Beşiktaş da Sevcan, Zöhre, Çanakkale Belediyesi'nde Ebru, Ereğli de Seda takımlarının öne çıkan oyuncularıydı.
Zirve adaylarına gelince;
Eczacıbaşı eskiye oranla daha iyi bir kadro oluşturmuş. İyi de oynuyorlar. İstekliler, servisleri etkili, fizik olarak yüksekler (özellikle Aybüke). A takımın sıkıntısı olan servise karşı manşet, uzun oyuncuların defansta ki zorlukları onlarda da var. Oyuncuların seviyesi birbirine yakın. Pasör Arelya, çaprazı Buse arkadaşlarından bir adım önde gibi duruyor. 4'den oynayan Rida bana Esra'yı hatırlattı. Cansen smaç servis atıyor, hücumda etkili, kolu da çabuk ama çok da hata yapıyor. Manşeti aksıyor (bacaklarını açarak beklemesi, çok eğilmesi bence bunun nedeni).
Vakıfbank için fazla detaylı bir bilgi edinemedim. Çünkü zayıf rakibi Beşiktaş karşısında antrenör İsmail Şahin herkese şans verdiği için oyuncular arasında bir ayırım yapmak zordu. Fenerbahçe maçında da bazı oyuncuları yoktu. Buna karşın yine de fizikleri, oyun düzeni, servisleri, blok yerleşimi, etkili hücumlarıyla (oyuncuların iri yapıları ataklarda biraz yavaşlık yaratıyor) iyi olduklarını gösterdiler. Pasör Çağla bildiğiniz gibi. Her yönüyle “ben buradayım” diyor. Pasör çaprazı Pelin etkili, solak olması da avantajı (eskiden atak girişleri daha hızlıydı). 4'den oynayan Merve iyi. En çok gözüme yine 4'den oynayan Zehra çarptı. Bu oyuncuya dikkat.

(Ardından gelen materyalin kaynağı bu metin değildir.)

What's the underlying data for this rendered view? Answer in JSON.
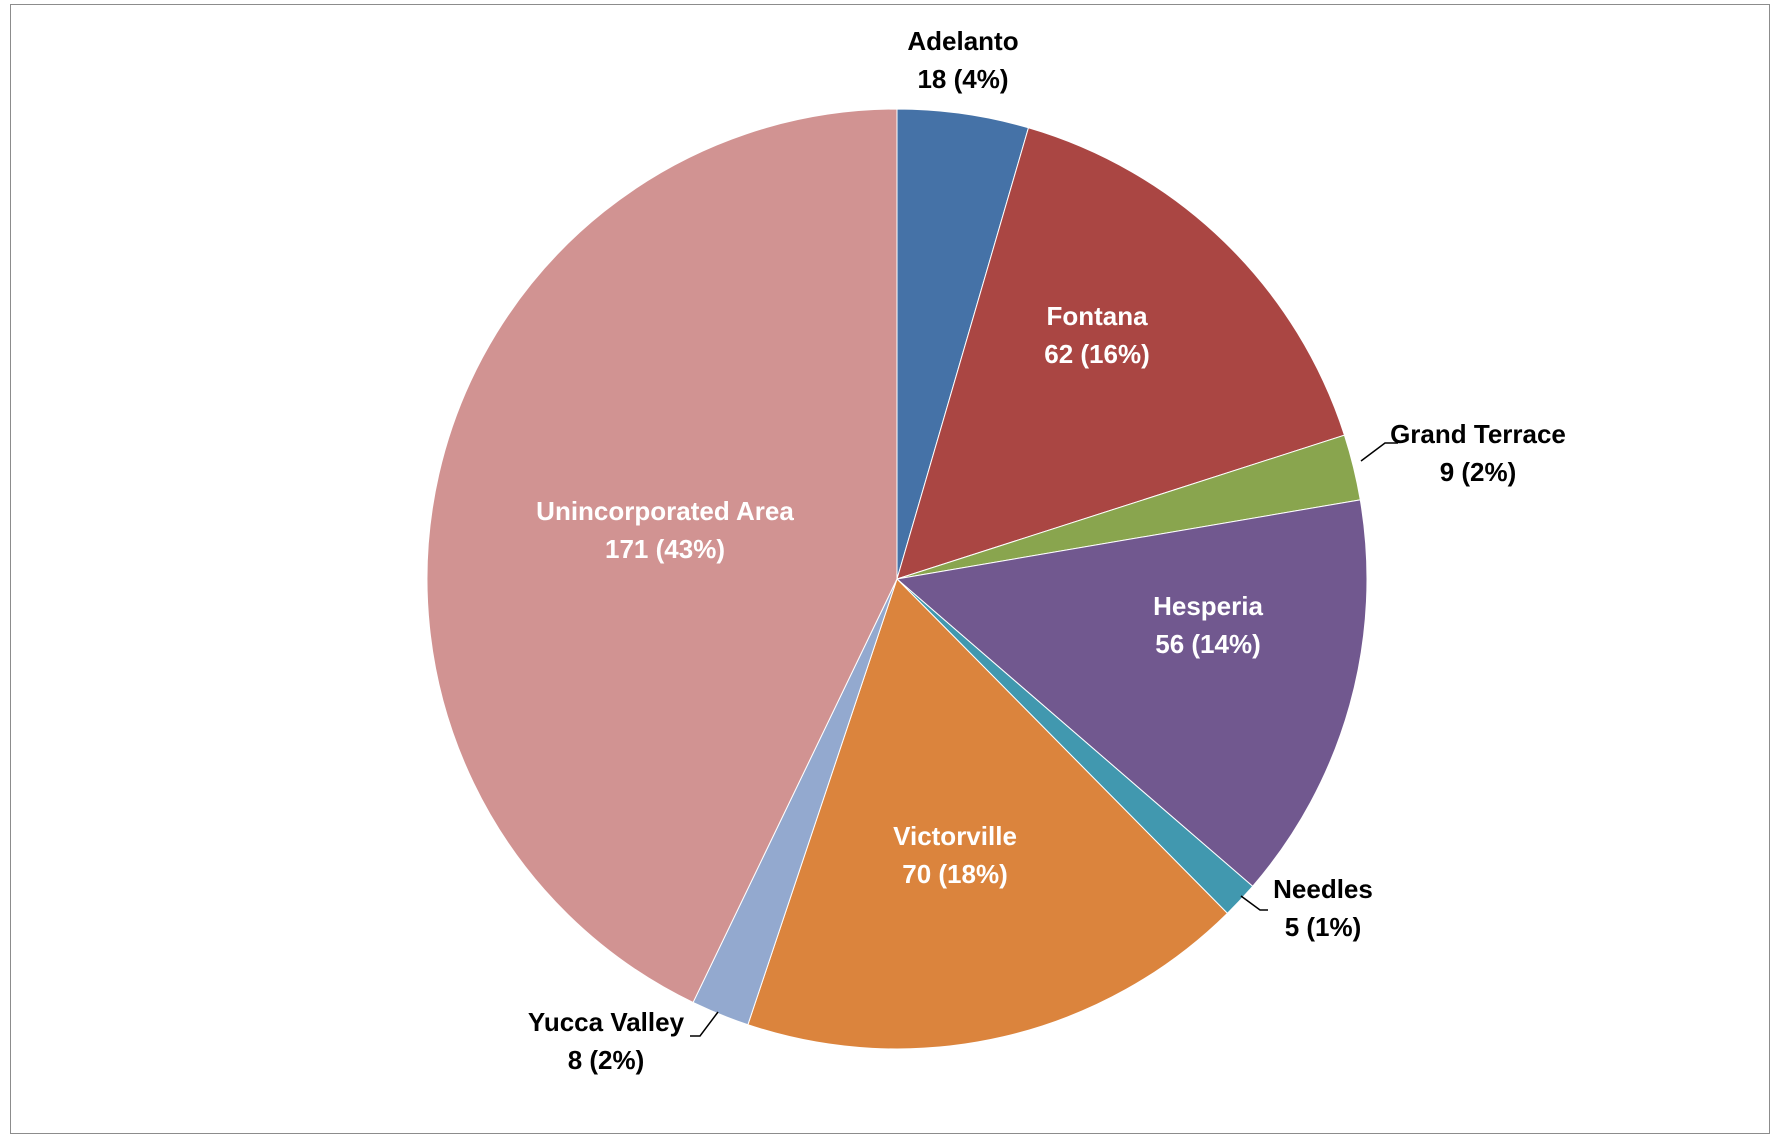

Grubu yenilgisiz tamamlayan Galatasaray ilginç bir takım. İyi servis atıyorlar, oyun düzenleri, dirençleri iyi. A takımda bile görev yapan Aslı'ya yorum yapmaya gerek yok. Pasörle biraz daha anlaşabilirse çok daha farklı olacak. Pasör çaprazı Yağmur Mislina'nın fiziği çok iyi, ne var ki tekniği henüz istenen düzeyde değil. Devamlı çapraza hücum yapması da bunu gösteriyor. 4'den oynayan Ada farklı. Pasör Nur Sevil ise hepsinden daha farklı. Ne var ki bazı sıkıntıları var. Paslar istikrarlı değil. Biraz yavaşlamış. Biraz sessiz. Oysa pasör çok konuşmalı.
Onunla ilgili bir anımı anlatayım. Bizim “ihtiyar heyeti” nden (10-12 kişiden oluşan bu grubu İstanbullu voleybol severler çok iyi tanırlar. Nerede bir voleybol müsabakası varsa, buna alt yapılarda dahil, mutlaka onlara rastlarsınız. Bazen diğer şehirlerde ki önemli maçlarda karşınıza çıkıverirler. Ayrıca voleybolu da iyi bilirler. Yeni yetişenler gözlerinden kaçmaz. Bu gruba Zafer Atay ile alt yapılarda ki oyuncular hakkında bilgi edinmek istediğinde tereddütsüz müracaat edeceğin Şaban Çıbık'ı da ilave edelim), Atılay Ağabey'in ne zaman gözüne bir oyuncu çarpsa beni bilgilendirir. Kaç yıl oldu bilmiyorum bir gün yine beni yakaladı “Alev, Koç Spor Kulübü yıldız takımında uzun boylu bir pasör var, mutlaka görmelisin, bayılacaksın” dedi. O günden sonra da her karşılaştığımızda “izledin mi? Diye sordu. Bir türlü fırsat bulup seyredemedim. Bir gün beni salonda yakaladı. “Bir yere gitme, sana söylediğim pasörün biraz sonra maçı var” dedi. Beraber gittik ve gerçekten bu oyuncuyu keyifle izledim. Daha sonra da zaman zaman seyrettim. Şimdi Galatasaray forması giyen Nur Sevil'i pazar günü bir kez daha izledim. Takımı galibiyete uzanırken payı da büyüktü. İyi oyununun yanı sıra, pas hataları da yaptı. Ne var ki ben, stresli bir karşılaşma olmasına rağmen ondan daha aktif bir oyun beklediğimi de söylemeliyim. Umarım bu tutukluk bir maçlık performansla kalır.
Pasörlerden söz açılmışken bir not düşeyim. Genelde her takımın iyi bir pasöre sahip olması, gelecekte bu konuda bir sıkıntının olmayacağını da bizlere müjdeliyor.
İşte Gençler Ligi'nin ilk etap görünümü benim gözümle böyleydi.
Sağlıklı, beklentilerinizin gerçekleştiği, mutluluk dolu bir yeni yıl diliyorum.